The wines for dinner included a knockout 1997 Jadot Criots-Batard-Montrachet pulled by Brandon. This screamed crème brulee with purity, balance and stunning fruit. When these white burgs are on there is nothing like them. The caveat is, you keep chasing that high. Next up was the 1998 Penfolds Grange pulled by Bill. This was a monster wine, firmly structured and brooding in the glass. This continued to evolve and for the next two hours, this blockbuster just kept getting better. This 98 Grange is definitely all it is cracked up to be; a near perfect Shiraz with undeniable aging potential.

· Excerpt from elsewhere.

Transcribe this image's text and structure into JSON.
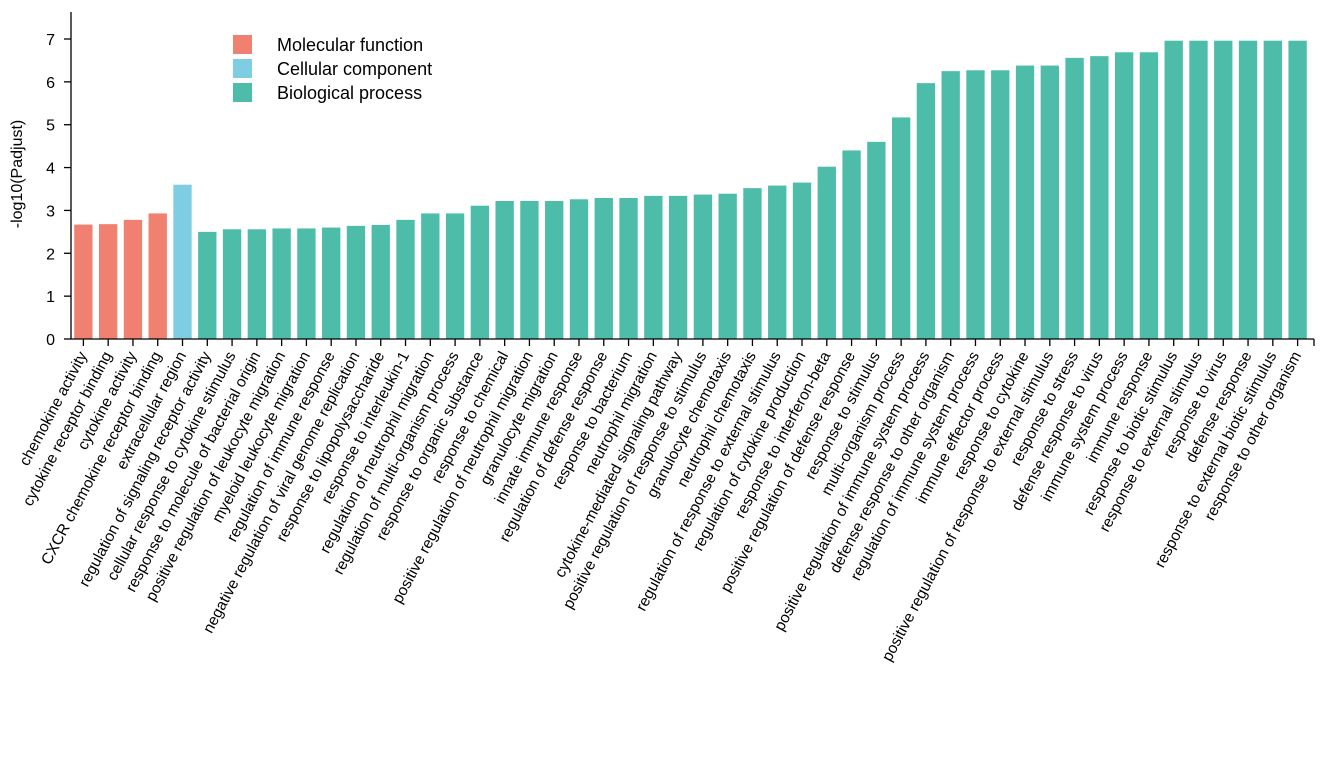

With the pressure now fully on, Mark and I wandered in the back to fish one out that can compete with the table. I thought something a little different would do the trick; sitting on the racks, staring at me was an unassuming bottle of 1990 Burgaud Cote Rotie. A client recently bought this wine and had called back soon after for more. He went on and on about how this was drinking extremely well so I kept a couple of bottles for my personal stash and boy did he get it right. The initial nose was pure Cote Rotie with burnt tar and spice. For those few around the table who are not used to older Cote Roties, this was a little too funky for them, but this was right up my street. After half an hour, the smell of flowers started emanating from the glass replacing the initial funk… this was a seriously lovely bottle of Syrah that slowly blossomed over the course of the evening. Wine is always intriguing and this bottle of Cote Rotie is no different. How can a wine that smelled so funky evolve into this gorgeous, elegant wine? This wine just kept growing on me; there is no beating a wine that makes your pulse race, one that makes you ask questions… this is what wine is all about, right? Refusing to be outdone by the French, Joe, who had a serious baptism by fire tasting some of the world’s greatest wines on his first two visits here, opened a stunner, a 1994 Phelps Insignia. This is a great wine and I mean go-for-the-Hail-Mary-great! This vintage of Insignia is at the peak of its drinking window right now. As a matter of fact, the 94 Cabs I have tasted recently are nothing short of perfection and Phelps absolutely nailed it with the 1994 Insignia. The sweet fruit and perfect balance of this wine was beyond compare; a velvet hammer that had a finish like Tyson. This was definitely a knockout night by any measure.